這次也是兩道身影,雷電影...八重神子。
“我好像沒有邀請你吧,神子。”
王缺幽幽道。
八重神子聳了聳肩,語氣帶着一絲委屈:“你總不能趕我走吧,在這麼重要的日子關頭...”
“神子!”雷電影輕聲道。
“哎呀,行吧行吧。”八重神子撇撇嘴,“雖然我們之間有些齷齪,但還是很感謝你爲稻妻做的一切,今天我和影都是爲了祝福而來。”
雷電影也點點頭,道:“我不善言辭,沒有太多華麗的辭藻,只願你與申鶴小姐的愛,直抵永恆。”
八重神子難得收起玩笑的神情,粉色的眼眸中映着真誠:“在此謹奉神前致以祝福。衷心祈願二位的新起點,永遠充滿幸福。”
王缺看着眼前兩位,神色也緩和下來,點點頭:“祝福我厚顏收下。明日宴席,還請二位務必賞光,嚐嚐璃月的喜宴,也看看這與稻妻截然不同的熱鬧。”
雷電影輕輕點頭,八重神子則恢復了那抹熟悉的狡黠笑意:“那我可要好好期待一下,金錢商會會長的婚宴,究竟有多大的排場了。”
“或許比不上鳴神大社。”王缺頂了一句,然後安排兩人住下。
安排好了雷電影與八重神子,王缺正要轉身,便聽見一陣輕快而熟悉的腳步聲伴隨着哼唱的小調從平臺傳來。
“哎呀呀,看來我來的正是時候,前面的客人都安排好了吧?”
芙寧娜提着裙襬輕盈地跳下浮空平臺,眼中閃爍着雀躍的光,幾乎是小跑着來到王缺面前,很自然地伸手拽了他的袖子:“王缺!恭喜呀!我可是這一天好久啦!”
她仰起臉,笑容燦爛得彷彿能驅散一切雲霧:“我要祝福你們——願你們的每一天都像最精彩的歌劇,有酣暢淋漓的歡笑,也有值得回味的溫情幕間。願掌聲與鮮花永遠屬於你們!”
她湊近了些,壓低聲音卻掩不住興奮:“我連看了好幾出經典的愛情劇目,就爲了醞釀最合適的祝福詞呢!”
王缺伸手抱了抱她:“謝謝,芙寧娜,謝謝的祝福。”
然後,目光又看向芙寧娜的身後。
和芙寧娜一模一樣的芙卡洛斯露出微笑:“芙寧娜要說的,就是我要說的,不過,那維萊特讓我務必轉達他的祝賀。他說,‘願契約與公正之神的目光所及,皆爲二位婚姻的穩固與安寧。”
芙寧娜也一臉正色的道:“他說,考慮到他出現可能會讓場面變得太·嚴肅”,反而影響大家盡興,所以就不親自過來啦。
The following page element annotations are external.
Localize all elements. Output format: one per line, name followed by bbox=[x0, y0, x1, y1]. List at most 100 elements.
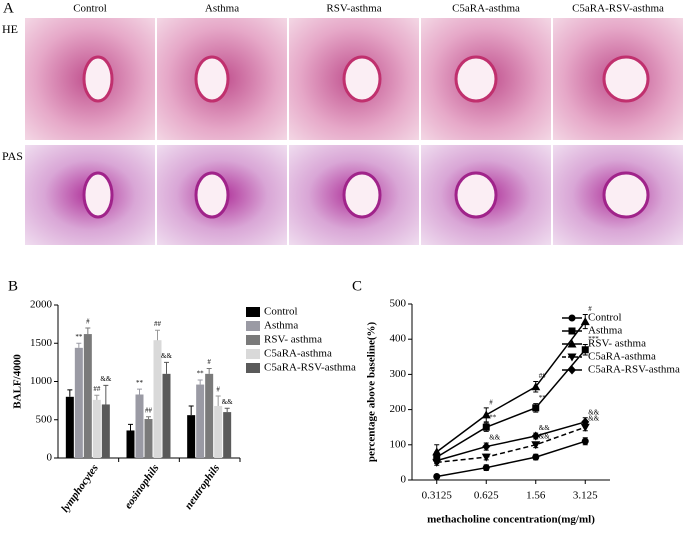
y-tick-label: 1000 bbox=[30, 375, 53, 387]
marker bbox=[581, 417, 590, 427]
significance-label: # bbox=[588, 305, 592, 313]
bar bbox=[65, 396, 74, 458]
significance-label: && bbox=[100, 375, 111, 383]
marker bbox=[432, 456, 441, 466]
x-tick-label: 0.3125 bbox=[422, 490, 453, 502]
legend-label: C5aRA-asthma bbox=[588, 351, 656, 363]
y-tick-label: 2000 bbox=[30, 299, 53, 311]
significance-label: ## bbox=[93, 385, 101, 393]
significance-label: ** bbox=[539, 394, 547, 402]
marker bbox=[482, 442, 491, 452]
marker bbox=[532, 453, 540, 461]
x-axis-label: methacholine concentration(mg/ml) bbox=[427, 514, 595, 526]
bar bbox=[135, 394, 144, 458]
x-tick-label: lymphocytes bbox=[59, 462, 101, 514]
line bbox=[436, 440, 586, 478]
error-bar bbox=[137, 388, 142, 395]
airway bbox=[194, 55, 230, 103]
bar bbox=[126, 430, 135, 458]
marker bbox=[481, 453, 491, 462]
airway bbox=[602, 55, 650, 103]
error-bar bbox=[155, 329, 160, 341]
y-tick-label: 300 bbox=[390, 368, 407, 380]
bar bbox=[153, 340, 162, 458]
line bbox=[436, 349, 586, 458]
significance-label: && bbox=[588, 414, 599, 422]
marker bbox=[482, 464, 490, 472]
y-tick-label: 200 bbox=[390, 403, 407, 415]
airway bbox=[454, 55, 498, 103]
significance-label: && bbox=[588, 408, 599, 416]
column-label: C5aRA-RSV-asthma bbox=[572, 3, 664, 15]
panel-label: B bbox=[8, 278, 18, 294]
legend-label: C5aRA-asthma bbox=[264, 348, 332, 360]
error-bar bbox=[67, 389, 73, 397]
error-bar bbox=[94, 394, 100, 400]
significance-label: && bbox=[161, 352, 172, 360]
legend-label: Control bbox=[588, 312, 622, 324]
legend-swatch bbox=[246, 321, 260, 331]
marker bbox=[432, 447, 442, 456]
bar bbox=[74, 347, 83, 458]
bar bbox=[83, 334, 92, 458]
legend-marker bbox=[567, 353, 577, 362]
bar bbox=[92, 399, 101, 458]
significance-label: # bbox=[207, 358, 211, 366]
row-label: PAS bbox=[2, 149, 23, 163]
y-tick-label: 500 bbox=[390, 298, 407, 310]
significance-label: ## bbox=[154, 320, 162, 328]
bar bbox=[205, 373, 214, 458]
airway bbox=[82, 55, 114, 103]
bar bbox=[101, 404, 110, 458]
error-bar bbox=[76, 342, 82, 348]
x-tick-label: eosinophils bbox=[122, 462, 161, 511]
legend-label: C5aRA-RSV-asthma bbox=[264, 362, 356, 374]
significance-label: # bbox=[86, 318, 90, 326]
legend-marker bbox=[568, 365, 576, 375]
legend-swatch bbox=[246, 307, 260, 317]
airway bbox=[194, 171, 230, 219]
line bbox=[436, 426, 586, 464]
significance-label: ** bbox=[136, 379, 144, 387]
legend-marker bbox=[567, 339, 577, 348]
y-tick-label: 1500 bbox=[30, 337, 53, 349]
significance-label: && bbox=[539, 424, 550, 432]
legend-label: RSV- asthma bbox=[588, 338, 646, 350]
error-bar bbox=[188, 405, 194, 416]
error-bar bbox=[197, 379, 203, 385]
significance-label: ## bbox=[539, 372, 547, 380]
column-label: C5aRA-asthma bbox=[452, 3, 520, 15]
marker bbox=[482, 423, 490, 431]
marker bbox=[531, 382, 541, 391]
significance-label: ** bbox=[75, 333, 83, 341]
significance-label: # bbox=[216, 386, 220, 394]
error-bar bbox=[146, 416, 151, 419]
panel-label: A bbox=[3, 0, 14, 16]
significance-label: ## bbox=[145, 406, 153, 414]
legend-label: C5aRA-RSV-asthma bbox=[588, 364, 680, 376]
legend-swatch bbox=[246, 363, 260, 373]
line bbox=[436, 421, 586, 462]
bar bbox=[214, 405, 223, 458]
column-label: Control bbox=[73, 3, 107, 15]
y-tick-label: 0 bbox=[401, 474, 407, 486]
error-bar bbox=[85, 327, 91, 335]
significance-label: # bbox=[489, 398, 493, 406]
marker bbox=[532, 404, 540, 412]
significance-label: && bbox=[539, 433, 550, 441]
panel-label: C bbox=[352, 278, 362, 294]
x-tick-label: neutrophils bbox=[183, 462, 223, 511]
significance-label: && bbox=[222, 398, 233, 406]
airway bbox=[454, 171, 498, 219]
x-tick-label: 0.625 bbox=[474, 490, 499, 502]
y-tick-label: 100 bbox=[390, 438, 407, 450]
significance-label: *** bbox=[588, 335, 599, 343]
error-bar bbox=[224, 407, 230, 413]
legend-marker bbox=[568, 327, 576, 335]
airway bbox=[602, 171, 650, 219]
error-bar bbox=[206, 367, 212, 374]
airway bbox=[342, 55, 382, 103]
significance-label: ** bbox=[489, 414, 497, 422]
但祝福絕對是真的!我作證!”
王缺看着眼前比自己還認真的芙寧娜,忍不住笑了:“謝謝你們,也謝謝那維萊特,這份心意,我收到了。”
“那就好!”芙寧娜鬆開了他的袖子,眼睛彎成了月牙,“明天我一定會坐在最前排的位置!對了,宴席上會有小蛋糕吧?我可是很期待的哦!”
“當然,不僅有小蛋糕,還有更多的甜點。”王缺笑着道,“走,我先帶你們去房間,巴巴託斯,巴爾澤布,大慈樹王和納西妲都到了,你們住的很近。”
“哦哦,都是好厲害的人物呢。”芙寧娜驚呼着。
芙卡洛斯也露出一絲回憶:“嗯,可以走動走動。”
安排好了芙寧娜與芙卡洛斯,浮空平臺再次送來客人。
一位身形高挑、赤發如火的身影踏上了碼頭——正是納塔的火神,瑪薇卡。
她步伐穩健地走到王缺面前:“好久不見,王缺閣下。”
王缺點點頭:“好久不見。”
“在我送上正式的祝福之前,請允許我再次代表納塔,感謝你此前給予的幫助。”瑪薇卡的聲音如熔巖般沉穩而充滿力量,“那份情誼,納塔銘記於心。”
王缺微笑着點頭回應:“您太客氣了,那是我應該做的。”
瑪薇卡抬起頭,火焰般的眼眸中躍動着誠摯的光芒:“那麼,現在,請收下來自納塔與我的祝福。”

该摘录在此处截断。